Analysis of Metformin Effects on Bone Marrow Fibrosis and Disease Progression in Primary Myelofibrosis Patients: Preliminary Results of an Open Label Phase II Trial (FIBROMET)

Background: Primary Myelofibrosis (PMF) is a chronic myeloproliferative neoplasm (MPN) characterized by increased myeloid proliferation and associated with mutations that induce tyrosine-kinase activation mainly via JAK-STAT pathway, culminating in extensive bone marrow (BM) fibrosis in the course of disease progression. In contrast to the monoclonal origin of hematopoietic cells, fibroblasts proliferation is polyclonal, and mediators involved in fibrosis, neoangiogenesis and osteosclerosis seem to be involved in disease progression. Metformin (MTF) is a biguanide that exerts selective antineoplastic activity in a variety of malignancies, through its action on nutrients privation and hypoxia, leading to apoptosis. In JAK2-mutated cell lines, MTF reduced cell viability, proliferation and clonogenicity, while in Jak2^V617F knock-in-induced mice, MTF reduced Ba/F3 JAK2^V617F tumor burden and splenomegaly. These data suggest that MTF could have a therapeutic effect in PMF patients.

Aims: To conduct an open label phase II study to evaluate MTF effects on BM fibrosis, inflammation mediators, JAK-STAT pathway activation and disease progression in PMF patients.

Methods: PMF non-diabetic adults were eligible. Subjects with severe renal function impairment were not included. Patients received MTF (Glifage XR®) in rising doses until a maximum of 2500mg PO daily, according to tolerance. Primary endpoint was BM fibrosis reversion. Secondary endpoints included reduction of inflammation and downregulation of the JAK-STAT pathway. Clinical data was systematically compiled. Blood and BM samples were collected at the time points: pretreatment (0), 3 mo and 6 mo. Collagen was evaluated in BM biopsy specimens by Masson's trichrome stain: three representative areas from each slide were analyzed and the collagen/sample area was quantified using Image J software; the mean percentage of each slide was used for statistics. IL-6, IL-8 and TNF-α levels were analyzed in BM samples using multiplex assay. Phosphorylation status of intracellular proteins STAT3 and STAT5 was analyzed by flow cytometry and the percentage of cells was recorded using FlowJo software. In order to evaluate gene modulation following MTF exposure, samples at time points 0 and 6 mo were analyzed by PCR array for insulin signaling genes (PAHS-030Z, Qiagen). Genes with ±1.5 fold-change in both directions were selected for validation. For each experiment, statistical analysis was performed and a p value <0.05 was considered statistically significant. Results were expressed as medians (min-max). This trial was approved by the Institutional and National Review Board; written informed consent was obtained from all subjects.
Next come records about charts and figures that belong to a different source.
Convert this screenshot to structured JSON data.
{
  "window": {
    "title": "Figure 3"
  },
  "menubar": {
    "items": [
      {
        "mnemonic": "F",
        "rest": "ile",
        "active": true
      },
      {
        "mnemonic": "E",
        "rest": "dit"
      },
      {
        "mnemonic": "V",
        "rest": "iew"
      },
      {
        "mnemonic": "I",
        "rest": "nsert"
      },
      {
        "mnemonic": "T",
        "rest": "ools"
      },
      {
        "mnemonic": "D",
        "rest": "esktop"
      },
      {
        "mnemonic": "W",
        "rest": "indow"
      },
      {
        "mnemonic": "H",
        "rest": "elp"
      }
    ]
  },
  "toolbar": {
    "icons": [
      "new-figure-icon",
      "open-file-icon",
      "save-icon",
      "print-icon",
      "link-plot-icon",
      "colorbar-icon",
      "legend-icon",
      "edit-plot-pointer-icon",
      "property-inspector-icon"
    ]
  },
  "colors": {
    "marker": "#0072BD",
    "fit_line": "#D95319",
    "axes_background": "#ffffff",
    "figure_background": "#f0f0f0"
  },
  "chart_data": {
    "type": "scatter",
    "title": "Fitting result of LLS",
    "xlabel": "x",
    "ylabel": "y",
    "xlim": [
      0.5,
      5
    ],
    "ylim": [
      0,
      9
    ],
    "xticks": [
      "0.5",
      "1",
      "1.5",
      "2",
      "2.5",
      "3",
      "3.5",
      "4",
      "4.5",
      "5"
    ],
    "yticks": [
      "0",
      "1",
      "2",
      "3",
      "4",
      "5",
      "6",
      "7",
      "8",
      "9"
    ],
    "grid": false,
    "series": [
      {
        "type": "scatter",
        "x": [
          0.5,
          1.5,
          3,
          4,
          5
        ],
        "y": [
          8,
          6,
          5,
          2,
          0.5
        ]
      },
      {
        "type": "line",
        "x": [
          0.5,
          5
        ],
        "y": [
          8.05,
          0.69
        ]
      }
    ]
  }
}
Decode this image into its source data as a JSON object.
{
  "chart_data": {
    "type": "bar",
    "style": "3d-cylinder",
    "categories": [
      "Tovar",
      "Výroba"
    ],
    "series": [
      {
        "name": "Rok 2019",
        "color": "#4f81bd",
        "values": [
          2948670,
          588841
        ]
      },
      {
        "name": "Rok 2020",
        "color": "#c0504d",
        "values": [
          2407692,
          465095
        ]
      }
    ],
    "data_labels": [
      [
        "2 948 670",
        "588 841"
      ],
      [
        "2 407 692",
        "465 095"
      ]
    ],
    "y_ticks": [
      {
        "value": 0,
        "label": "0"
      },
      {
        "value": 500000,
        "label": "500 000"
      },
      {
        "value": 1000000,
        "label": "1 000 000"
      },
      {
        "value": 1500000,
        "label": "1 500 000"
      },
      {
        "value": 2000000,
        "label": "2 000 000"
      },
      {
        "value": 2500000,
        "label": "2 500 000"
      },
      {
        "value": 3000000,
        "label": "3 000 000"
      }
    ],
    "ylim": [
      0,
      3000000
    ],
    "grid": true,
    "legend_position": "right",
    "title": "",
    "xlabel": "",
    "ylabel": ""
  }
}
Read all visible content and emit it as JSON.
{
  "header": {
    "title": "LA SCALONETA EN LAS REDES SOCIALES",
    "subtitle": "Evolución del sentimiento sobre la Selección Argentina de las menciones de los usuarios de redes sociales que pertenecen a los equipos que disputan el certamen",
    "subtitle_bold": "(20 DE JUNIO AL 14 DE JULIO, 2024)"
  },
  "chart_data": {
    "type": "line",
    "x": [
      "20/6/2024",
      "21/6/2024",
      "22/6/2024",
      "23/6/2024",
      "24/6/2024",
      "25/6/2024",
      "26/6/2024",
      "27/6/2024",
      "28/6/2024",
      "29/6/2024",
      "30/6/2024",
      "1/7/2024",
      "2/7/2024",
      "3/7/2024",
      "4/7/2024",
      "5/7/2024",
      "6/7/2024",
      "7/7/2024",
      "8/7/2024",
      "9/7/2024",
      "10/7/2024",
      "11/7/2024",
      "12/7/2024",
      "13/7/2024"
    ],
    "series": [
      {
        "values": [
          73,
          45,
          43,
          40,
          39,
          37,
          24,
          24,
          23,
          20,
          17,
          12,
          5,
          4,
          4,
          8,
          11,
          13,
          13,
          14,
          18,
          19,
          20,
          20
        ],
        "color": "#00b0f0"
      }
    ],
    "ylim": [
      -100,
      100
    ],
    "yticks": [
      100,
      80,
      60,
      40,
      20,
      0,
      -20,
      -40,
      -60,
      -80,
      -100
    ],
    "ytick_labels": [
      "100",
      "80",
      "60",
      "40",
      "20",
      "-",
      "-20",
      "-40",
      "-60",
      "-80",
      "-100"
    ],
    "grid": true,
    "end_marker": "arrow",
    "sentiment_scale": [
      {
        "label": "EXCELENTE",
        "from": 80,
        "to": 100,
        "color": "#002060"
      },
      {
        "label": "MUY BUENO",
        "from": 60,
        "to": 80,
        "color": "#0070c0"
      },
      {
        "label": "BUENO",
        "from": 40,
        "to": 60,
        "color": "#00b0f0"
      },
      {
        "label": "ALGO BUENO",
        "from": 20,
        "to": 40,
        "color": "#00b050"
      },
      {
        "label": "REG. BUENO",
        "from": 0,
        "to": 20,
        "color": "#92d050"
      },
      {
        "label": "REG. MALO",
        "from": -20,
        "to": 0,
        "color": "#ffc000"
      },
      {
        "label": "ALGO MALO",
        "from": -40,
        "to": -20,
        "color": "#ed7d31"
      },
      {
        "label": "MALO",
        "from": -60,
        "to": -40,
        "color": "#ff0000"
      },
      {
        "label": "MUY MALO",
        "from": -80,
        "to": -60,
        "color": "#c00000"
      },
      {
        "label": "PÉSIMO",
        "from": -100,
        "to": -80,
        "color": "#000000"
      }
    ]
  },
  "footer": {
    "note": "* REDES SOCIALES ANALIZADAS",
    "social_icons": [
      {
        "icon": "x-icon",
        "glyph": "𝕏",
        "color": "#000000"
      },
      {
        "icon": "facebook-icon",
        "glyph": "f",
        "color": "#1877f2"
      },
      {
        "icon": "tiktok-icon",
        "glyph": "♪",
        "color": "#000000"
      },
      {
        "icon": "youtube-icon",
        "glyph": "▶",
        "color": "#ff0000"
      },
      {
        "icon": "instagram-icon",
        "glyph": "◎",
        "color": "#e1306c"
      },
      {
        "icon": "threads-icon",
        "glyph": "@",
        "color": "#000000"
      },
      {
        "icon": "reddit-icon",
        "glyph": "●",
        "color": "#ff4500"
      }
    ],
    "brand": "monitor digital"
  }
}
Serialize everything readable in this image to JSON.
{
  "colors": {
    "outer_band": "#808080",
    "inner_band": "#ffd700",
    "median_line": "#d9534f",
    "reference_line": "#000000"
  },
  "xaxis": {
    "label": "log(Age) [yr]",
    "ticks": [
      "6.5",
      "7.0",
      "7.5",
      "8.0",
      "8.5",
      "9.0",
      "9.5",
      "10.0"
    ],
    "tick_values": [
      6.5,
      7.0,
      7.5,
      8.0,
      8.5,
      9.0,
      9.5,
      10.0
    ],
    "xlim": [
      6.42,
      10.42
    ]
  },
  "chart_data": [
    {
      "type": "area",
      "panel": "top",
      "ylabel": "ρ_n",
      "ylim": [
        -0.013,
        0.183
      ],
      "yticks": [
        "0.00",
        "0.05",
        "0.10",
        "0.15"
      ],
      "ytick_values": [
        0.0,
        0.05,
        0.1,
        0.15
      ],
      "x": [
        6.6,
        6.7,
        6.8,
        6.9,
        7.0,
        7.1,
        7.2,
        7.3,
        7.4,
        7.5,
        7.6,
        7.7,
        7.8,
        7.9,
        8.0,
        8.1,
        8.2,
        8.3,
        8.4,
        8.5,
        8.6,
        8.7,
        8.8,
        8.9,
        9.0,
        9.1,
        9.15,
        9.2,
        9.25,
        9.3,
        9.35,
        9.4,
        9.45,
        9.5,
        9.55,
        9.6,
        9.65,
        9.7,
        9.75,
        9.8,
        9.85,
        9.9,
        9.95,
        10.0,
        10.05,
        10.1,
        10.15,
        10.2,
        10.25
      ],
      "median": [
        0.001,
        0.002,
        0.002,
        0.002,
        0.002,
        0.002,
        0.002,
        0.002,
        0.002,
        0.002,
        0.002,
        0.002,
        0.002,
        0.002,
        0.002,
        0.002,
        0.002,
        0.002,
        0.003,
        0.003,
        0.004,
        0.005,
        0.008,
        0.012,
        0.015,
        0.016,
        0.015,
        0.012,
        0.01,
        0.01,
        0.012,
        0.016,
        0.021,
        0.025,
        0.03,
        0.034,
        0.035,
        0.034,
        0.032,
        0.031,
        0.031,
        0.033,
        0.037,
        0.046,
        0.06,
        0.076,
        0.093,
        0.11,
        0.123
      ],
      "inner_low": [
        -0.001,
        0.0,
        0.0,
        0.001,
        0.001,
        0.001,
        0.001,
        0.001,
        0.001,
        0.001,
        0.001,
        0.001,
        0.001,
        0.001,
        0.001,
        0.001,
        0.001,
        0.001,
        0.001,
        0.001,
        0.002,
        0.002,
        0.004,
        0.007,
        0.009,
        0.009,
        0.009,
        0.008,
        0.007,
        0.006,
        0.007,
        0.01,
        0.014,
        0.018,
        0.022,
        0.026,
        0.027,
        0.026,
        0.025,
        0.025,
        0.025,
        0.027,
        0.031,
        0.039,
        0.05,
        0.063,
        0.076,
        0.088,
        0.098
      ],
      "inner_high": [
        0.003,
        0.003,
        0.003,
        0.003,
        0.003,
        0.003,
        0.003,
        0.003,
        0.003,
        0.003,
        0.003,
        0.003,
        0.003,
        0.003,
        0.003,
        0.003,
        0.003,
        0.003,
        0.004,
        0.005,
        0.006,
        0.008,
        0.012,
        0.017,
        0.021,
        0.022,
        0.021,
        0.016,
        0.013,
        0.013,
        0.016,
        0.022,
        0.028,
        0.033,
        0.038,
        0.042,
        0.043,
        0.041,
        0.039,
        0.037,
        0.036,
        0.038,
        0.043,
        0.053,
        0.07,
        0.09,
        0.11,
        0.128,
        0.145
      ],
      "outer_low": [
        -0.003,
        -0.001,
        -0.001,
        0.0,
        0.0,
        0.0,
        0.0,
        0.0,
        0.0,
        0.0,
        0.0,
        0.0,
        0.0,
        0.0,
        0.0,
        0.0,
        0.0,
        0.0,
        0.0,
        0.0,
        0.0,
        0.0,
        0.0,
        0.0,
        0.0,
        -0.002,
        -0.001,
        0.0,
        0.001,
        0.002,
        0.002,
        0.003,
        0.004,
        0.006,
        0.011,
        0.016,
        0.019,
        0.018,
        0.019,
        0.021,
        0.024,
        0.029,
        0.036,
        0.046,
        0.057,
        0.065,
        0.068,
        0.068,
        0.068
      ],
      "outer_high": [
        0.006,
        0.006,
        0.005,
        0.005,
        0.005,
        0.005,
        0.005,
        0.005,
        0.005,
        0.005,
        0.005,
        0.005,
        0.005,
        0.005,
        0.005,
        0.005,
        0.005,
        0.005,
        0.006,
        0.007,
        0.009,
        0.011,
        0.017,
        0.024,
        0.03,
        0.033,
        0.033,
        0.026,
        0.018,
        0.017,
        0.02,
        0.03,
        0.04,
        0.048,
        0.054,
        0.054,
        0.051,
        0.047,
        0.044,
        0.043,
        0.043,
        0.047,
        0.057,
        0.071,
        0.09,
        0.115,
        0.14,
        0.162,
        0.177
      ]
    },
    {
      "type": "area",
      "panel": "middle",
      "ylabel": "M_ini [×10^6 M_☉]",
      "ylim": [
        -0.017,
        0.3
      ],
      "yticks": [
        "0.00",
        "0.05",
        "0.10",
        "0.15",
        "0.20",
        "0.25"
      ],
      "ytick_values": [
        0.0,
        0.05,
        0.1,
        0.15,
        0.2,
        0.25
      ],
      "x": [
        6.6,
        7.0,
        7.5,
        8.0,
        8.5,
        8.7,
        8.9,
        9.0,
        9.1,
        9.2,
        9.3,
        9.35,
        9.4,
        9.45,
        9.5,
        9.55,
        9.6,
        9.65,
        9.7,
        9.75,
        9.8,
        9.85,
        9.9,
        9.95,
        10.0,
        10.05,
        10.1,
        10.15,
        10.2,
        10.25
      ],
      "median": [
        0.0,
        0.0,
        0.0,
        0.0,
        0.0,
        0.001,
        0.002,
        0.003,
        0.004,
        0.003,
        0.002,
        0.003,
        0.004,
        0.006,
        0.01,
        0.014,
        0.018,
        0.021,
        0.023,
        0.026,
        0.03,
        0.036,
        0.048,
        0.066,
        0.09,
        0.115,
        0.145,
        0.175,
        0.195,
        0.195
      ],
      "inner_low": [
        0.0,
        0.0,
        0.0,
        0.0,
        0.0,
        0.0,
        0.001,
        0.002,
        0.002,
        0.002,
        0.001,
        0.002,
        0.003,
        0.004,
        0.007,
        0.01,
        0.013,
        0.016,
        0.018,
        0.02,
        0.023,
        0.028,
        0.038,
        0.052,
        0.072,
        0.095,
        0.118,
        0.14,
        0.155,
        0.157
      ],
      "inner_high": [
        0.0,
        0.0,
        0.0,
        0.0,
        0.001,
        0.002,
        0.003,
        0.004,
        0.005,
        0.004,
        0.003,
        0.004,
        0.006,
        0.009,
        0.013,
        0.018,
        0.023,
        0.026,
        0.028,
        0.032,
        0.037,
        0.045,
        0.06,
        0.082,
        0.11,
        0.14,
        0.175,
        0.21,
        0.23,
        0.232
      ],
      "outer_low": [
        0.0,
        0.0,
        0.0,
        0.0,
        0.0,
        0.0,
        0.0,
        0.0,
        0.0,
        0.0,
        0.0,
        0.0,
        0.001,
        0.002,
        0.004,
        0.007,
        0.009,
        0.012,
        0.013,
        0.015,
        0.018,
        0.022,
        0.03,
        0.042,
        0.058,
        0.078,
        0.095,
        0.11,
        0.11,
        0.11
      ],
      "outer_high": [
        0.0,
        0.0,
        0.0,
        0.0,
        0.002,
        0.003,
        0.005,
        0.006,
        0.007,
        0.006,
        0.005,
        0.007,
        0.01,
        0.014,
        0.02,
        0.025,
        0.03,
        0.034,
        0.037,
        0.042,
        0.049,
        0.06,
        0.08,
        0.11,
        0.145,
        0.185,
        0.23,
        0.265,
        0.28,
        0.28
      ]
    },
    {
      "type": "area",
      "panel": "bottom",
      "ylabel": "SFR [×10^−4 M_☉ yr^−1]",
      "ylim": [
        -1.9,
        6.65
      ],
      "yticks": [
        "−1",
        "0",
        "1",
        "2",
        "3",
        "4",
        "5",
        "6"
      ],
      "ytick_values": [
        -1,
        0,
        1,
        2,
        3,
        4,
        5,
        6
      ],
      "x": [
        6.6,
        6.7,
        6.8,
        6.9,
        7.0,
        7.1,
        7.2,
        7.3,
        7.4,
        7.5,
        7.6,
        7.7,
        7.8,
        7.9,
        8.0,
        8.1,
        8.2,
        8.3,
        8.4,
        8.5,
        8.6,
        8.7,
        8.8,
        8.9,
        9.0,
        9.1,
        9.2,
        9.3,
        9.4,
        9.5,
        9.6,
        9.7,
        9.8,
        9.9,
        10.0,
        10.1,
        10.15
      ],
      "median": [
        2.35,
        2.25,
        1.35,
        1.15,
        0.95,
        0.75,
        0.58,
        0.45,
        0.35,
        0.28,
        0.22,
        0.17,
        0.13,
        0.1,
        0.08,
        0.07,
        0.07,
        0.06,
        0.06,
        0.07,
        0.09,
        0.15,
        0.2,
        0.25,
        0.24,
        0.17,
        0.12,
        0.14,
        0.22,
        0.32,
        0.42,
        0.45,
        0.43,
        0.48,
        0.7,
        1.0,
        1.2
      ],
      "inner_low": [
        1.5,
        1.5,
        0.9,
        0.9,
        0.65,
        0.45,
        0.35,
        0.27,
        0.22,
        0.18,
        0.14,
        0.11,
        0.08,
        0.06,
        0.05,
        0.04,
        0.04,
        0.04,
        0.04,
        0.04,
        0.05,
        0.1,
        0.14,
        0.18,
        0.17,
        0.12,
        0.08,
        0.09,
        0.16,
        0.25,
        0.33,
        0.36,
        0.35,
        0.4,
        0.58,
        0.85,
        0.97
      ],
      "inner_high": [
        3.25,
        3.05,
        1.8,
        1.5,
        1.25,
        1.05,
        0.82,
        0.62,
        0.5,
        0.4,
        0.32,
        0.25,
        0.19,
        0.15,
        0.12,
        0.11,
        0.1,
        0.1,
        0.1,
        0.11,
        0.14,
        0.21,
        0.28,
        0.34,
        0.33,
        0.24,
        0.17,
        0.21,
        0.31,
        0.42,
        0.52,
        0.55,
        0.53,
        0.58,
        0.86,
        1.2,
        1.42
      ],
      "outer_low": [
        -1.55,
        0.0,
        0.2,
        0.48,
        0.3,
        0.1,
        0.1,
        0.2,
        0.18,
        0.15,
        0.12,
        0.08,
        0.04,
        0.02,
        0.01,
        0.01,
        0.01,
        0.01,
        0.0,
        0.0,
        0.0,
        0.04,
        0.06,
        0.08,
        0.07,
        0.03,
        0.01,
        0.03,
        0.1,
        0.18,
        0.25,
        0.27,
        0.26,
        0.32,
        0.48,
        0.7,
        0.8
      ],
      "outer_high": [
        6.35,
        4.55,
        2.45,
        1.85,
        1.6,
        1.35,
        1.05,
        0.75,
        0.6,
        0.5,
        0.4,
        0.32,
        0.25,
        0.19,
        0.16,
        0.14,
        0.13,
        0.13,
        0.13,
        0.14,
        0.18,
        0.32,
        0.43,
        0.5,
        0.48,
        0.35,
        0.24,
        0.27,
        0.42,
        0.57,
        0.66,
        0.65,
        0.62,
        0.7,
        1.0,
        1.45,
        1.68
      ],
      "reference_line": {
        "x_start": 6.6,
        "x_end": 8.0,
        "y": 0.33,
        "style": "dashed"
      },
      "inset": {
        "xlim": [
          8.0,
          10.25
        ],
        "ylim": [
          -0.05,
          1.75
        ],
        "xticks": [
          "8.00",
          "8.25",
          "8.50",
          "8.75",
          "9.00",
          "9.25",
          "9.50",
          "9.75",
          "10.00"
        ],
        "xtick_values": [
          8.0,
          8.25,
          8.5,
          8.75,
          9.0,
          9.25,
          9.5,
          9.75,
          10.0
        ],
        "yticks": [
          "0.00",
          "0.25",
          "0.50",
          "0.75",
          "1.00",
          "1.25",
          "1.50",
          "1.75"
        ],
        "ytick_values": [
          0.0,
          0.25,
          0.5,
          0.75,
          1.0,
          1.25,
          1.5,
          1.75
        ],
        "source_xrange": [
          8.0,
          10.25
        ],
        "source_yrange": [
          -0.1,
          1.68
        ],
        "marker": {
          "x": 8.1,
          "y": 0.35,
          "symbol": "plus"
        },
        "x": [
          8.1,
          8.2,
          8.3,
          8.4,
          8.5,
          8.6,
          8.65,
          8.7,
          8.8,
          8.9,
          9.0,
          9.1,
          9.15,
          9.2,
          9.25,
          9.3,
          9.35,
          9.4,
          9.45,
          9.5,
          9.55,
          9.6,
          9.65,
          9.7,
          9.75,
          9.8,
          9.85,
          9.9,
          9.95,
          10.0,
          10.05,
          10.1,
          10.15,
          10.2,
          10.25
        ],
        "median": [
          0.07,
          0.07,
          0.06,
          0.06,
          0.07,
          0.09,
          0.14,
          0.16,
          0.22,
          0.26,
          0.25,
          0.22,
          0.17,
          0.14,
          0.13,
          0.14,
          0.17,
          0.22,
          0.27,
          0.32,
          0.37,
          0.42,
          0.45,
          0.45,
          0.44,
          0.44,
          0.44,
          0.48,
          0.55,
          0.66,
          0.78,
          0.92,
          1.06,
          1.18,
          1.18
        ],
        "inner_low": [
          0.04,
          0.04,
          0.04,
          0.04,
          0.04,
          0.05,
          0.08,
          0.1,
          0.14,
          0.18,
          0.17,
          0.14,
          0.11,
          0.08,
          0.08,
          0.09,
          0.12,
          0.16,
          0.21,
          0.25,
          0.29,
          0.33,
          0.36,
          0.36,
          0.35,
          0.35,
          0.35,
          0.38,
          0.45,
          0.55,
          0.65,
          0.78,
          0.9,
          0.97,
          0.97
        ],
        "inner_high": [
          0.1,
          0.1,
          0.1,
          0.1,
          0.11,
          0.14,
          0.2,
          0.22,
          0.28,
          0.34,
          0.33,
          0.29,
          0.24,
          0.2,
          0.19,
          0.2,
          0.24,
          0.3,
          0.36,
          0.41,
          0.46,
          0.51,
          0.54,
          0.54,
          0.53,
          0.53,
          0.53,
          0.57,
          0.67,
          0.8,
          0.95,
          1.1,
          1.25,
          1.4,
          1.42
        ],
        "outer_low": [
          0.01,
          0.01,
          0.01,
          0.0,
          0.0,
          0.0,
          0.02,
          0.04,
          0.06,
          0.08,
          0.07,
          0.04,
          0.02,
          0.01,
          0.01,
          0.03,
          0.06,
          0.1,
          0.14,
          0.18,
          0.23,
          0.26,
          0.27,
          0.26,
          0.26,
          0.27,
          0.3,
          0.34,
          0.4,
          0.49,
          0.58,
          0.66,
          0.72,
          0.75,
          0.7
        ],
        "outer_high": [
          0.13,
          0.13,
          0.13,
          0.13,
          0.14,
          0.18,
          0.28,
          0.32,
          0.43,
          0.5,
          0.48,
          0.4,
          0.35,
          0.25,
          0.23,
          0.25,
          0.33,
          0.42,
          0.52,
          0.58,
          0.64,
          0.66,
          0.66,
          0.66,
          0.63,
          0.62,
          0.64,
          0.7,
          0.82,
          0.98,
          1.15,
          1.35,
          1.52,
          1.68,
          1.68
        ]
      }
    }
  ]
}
Results: 11 patients (aged 40-84y) were included. Two subjects had early treatment discontinuation due to non-related causes. The median exposure to MTF was 10 mo (5-11) and the median dose was 2000mg/day (1500-2500mg). The most frequent adverse event was diarrhea (n=3). No life threatening event occurred. A reduction in BM collagen area percentage was observed comparing pretreatment biopsies (26.9% (14.8-53.1%)) versus 3 months (3.8% (2.3-4.0%), p=0.062) and versus 6 months of MTF use (0.84% (0.12-17.1%), p=0.125), however, this result was not statistically significant probably due to the low number of patients analyzed (n=5). IL-6, IL-8 and TNF-α levels did not differ between time points. Flow cytometry analysis demonstrated a trend in STAT3 phosphorylation decrease when comparing pretreatment samples versus 6 months of MTF use, though this result was not statistically significant (p=0.06). Mean fluorescence intensity for pSTAT3 was: pretreatment 10.53 ± 5.75, 3 mo 7.34 ± 2.4, 6 mo 5.41 ± 1.14; and for pSTAT5: pretreatment 14.03 ± 7.41; 3 mo 10.71 ± 7.74; 6 mo 6.03 ± 1.41. PCR array for insulin signaling genes showed 21 genes downregulated after 6 months of MTF treatment, including genes previously associated with MPN phenotype: INS (0 and 6 mo treatment fold-decrease: 0.18), NOS2 (0.24), VEGFA (0.34), LEP (0.34), IGFBP1 (0.38) and IRS2 (0.62).

Conclusions: In this study, metformin showed to be a safe and well-tolerated drug. Our preliminary results demonstrated a trend in BM collagen reduction in PMF patients following metformin treatment. Downregulation of important genes associated with MPN phenotype was also noted. The trial is ongoing and these results will be validated at other time points for all subjects.